BOP Coverage and Cost Factors

A Business Owner’s Policy (BOP) combines various business insurances like general liability, commercial property, and business interruption in one package.

Tailored for small to midsize businesses like florists, hair salons, accountants, or low-density apartments, BOPs have specific square footage limits for office, retail, or apartment risks.

Some factors influencing a BOP’s costs include

The cost of a Business Owner’s Policy (BOP) is influenced by factors such as business type, claims history, income, property value, and coverage limits:

    1. Business Type and Claims History: Industries with higher risks, like those with storefronts and frequent customers, generally pay more for a BOP. However, a clean claims record can qualify you for a lower rate.
    2. Income: Increased earnings may result in higher premiums for business interruption coverage.
    3. Property Value: If your business has expensive equipment and property, you may pay more for the property coverage in a BOP. Insurers often require you to insure your property for 80% to 100% of the replacement cost.
    4. Coverage Limits and Deductible: Higher coverage limits contribute to a higher BOP premium. Additionally, opting for a lower deductible increases your premium, as you pay less out-of-pocket for a claim.

Top Companies for Sole Proprietor Business Insurance

  • The Hartford
  • United States Liability Insurance Group (USLI)
  • Liberty Mutual Insurance Company
  • ACUITY
  • Hiscox
  • Travelers
  • CNA Insurance Companies
  • Contractors Bonding & Insurance Company (RLI)
Can a Sole Proprietor Get Business Insurance?

Certainly! A sole proprietor can obtain business insurance, including liability coverage for lawsuits and a business owner’s policy for protection against legal action, damages, or loss related to business property.

 

Do Sole Proprietors Need Business Insurance?

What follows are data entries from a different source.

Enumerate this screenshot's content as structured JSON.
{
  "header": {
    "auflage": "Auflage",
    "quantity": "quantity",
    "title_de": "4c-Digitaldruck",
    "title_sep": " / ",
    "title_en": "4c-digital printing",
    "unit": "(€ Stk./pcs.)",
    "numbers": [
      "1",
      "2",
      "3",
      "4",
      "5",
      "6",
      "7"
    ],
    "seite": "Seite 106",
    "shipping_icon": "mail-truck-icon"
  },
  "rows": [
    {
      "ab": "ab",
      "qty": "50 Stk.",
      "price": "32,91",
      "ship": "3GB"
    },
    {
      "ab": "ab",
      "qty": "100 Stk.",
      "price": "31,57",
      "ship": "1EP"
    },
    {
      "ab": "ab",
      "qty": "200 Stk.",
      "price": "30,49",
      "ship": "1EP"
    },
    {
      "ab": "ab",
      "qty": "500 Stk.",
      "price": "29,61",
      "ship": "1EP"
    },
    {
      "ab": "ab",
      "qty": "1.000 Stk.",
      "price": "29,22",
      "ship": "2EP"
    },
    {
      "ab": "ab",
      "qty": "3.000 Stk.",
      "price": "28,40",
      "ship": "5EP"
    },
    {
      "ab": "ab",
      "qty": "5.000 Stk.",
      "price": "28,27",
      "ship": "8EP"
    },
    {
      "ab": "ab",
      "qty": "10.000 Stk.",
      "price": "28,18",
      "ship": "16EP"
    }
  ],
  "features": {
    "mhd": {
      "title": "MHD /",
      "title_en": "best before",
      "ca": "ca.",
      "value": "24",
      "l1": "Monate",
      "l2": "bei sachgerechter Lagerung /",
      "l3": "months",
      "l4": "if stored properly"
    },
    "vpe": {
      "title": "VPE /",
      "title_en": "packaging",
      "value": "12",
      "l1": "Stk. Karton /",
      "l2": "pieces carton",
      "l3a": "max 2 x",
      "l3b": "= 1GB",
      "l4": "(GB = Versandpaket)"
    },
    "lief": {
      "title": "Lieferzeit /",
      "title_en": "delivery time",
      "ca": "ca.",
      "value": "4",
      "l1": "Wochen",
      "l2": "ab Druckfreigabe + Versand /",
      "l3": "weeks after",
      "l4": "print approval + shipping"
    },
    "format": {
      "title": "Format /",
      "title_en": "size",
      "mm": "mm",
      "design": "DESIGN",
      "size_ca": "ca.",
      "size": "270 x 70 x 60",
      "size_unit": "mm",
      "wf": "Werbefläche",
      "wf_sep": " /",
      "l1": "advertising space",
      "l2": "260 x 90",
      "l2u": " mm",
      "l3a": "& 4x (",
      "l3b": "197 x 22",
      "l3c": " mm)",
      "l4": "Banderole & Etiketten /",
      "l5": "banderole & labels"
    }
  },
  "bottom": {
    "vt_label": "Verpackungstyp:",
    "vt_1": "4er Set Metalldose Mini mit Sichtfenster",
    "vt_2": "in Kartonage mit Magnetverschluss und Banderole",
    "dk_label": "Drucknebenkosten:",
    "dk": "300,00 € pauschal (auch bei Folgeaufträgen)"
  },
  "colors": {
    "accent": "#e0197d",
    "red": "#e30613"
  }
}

States often mandate insurance, especially for businesses with two or more employees.

Minimum liability coverage is typically required for both business and personal use.

Sole proprietors hiring employees may need workers’ compensation insurance, available through the state or private insurers.

In specific states like California, Hawaii, New Jersey, New York, or Rhode Island, disability insurance for employees might also be compulsory.

 

How Much Does Sole Proprietor Insurance Cost?

Sole proprietor insurance costs, on average, $1,384 per year, according to data from Insureon.

The type of sole proprietor insurance matters, however.

General liability only for sole proprietors costs $1,191 per year on average, while a BOP policy costs $717 annually.